Originally posted by: vtqanh
Probability of red is 495/500, probability of green is 5/500
P (Drawing at least 1 green) = 1 - P (Drawing no green) = 1 - P (Drawing all 50 red)
= 1 - (495/500)^50 * (5/500)^ 0 ~ 40%

The 75 case should be similar

He's never gonna learn if you do it for him!

 

[Lonyo]

Use your calculator.
There's a function for this.
pdfbin or similar (probability something binomial blah)
Or you might want cdfbin or similar (cumulative blah binomial somesuch).
And then put in 3 numbers or 2 numbers or something.
And make the calculator work it out for you.
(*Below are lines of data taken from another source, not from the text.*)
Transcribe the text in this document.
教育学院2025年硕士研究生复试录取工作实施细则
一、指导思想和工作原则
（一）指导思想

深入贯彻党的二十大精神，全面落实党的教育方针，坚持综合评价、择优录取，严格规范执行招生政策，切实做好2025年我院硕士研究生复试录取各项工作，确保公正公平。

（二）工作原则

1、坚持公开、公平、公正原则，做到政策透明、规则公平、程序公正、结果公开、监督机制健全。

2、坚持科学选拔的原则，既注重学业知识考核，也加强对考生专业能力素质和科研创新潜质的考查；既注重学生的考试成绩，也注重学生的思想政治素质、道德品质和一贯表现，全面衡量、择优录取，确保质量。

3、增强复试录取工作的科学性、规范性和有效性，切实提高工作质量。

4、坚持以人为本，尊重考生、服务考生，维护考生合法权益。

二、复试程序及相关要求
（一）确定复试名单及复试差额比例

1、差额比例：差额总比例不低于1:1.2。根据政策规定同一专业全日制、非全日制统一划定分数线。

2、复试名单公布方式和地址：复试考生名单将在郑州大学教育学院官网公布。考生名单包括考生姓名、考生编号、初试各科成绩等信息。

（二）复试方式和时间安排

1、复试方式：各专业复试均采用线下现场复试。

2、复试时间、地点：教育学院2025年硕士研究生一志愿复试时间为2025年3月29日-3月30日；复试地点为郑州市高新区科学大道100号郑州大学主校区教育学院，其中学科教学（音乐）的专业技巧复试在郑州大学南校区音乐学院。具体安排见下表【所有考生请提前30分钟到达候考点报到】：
<-- is glad he got 95% on his Stats in January so he could forget it ALL.

 

[TheChort]

Originally posted by: vtqanh
If I remember how to do this problem correctly:

Probability of red is 495/500, probability of green is 5/500
P (Drawing at least 1 green) = 1 - P (Drawing no green) = 1 - P (Drawing all 50 red)
= 1 - (495/500)^50 * (5/500)^ 0 ~ 40%

The 75 case should be similar

you forgot the fact that the probability changes for each marble he draws

 

[Mrvile]

iirc this is pre-algebra seventh grade?

 

[falconfighter]

No.... I got how he did that. Thank you!

 

[falconfighter]

Originally posted by: Mrvile
iirc this is pre-algebra seventh grade?

No this is me forgetting pre-algebra in hs prob class.

 

[Atomicus]

(495 choose 49) times (5 choose 1)

that divided by 500 choose 50

for the 75 draw case, change numbers accordingly

 

[oog]

Originally posted by: vtqanh
If I remember how to do this problem correctly:

Probability of red is 495/500, probability of green is 5/500
P (Drawing at least 1 green) = 1 - P (Drawing no green) = 1 - P (Drawing all 50 red)
= 1 - (495/500)^50 * (5/500)^ 0 ~ 40%

The 75 case should be similar

that's not right, is it? if you're drawing 50 marbles, the probably of drawing each successive red changes a bit. it may start at 495/500, but the very next one will be 494/499. this shifting probability with each successive marble throws off your (495/500)^50 term. i'll leave it to the OP to determine what to do next.

 

[konichiwa]

Depends on whether you put the marbles back after you draw them or not...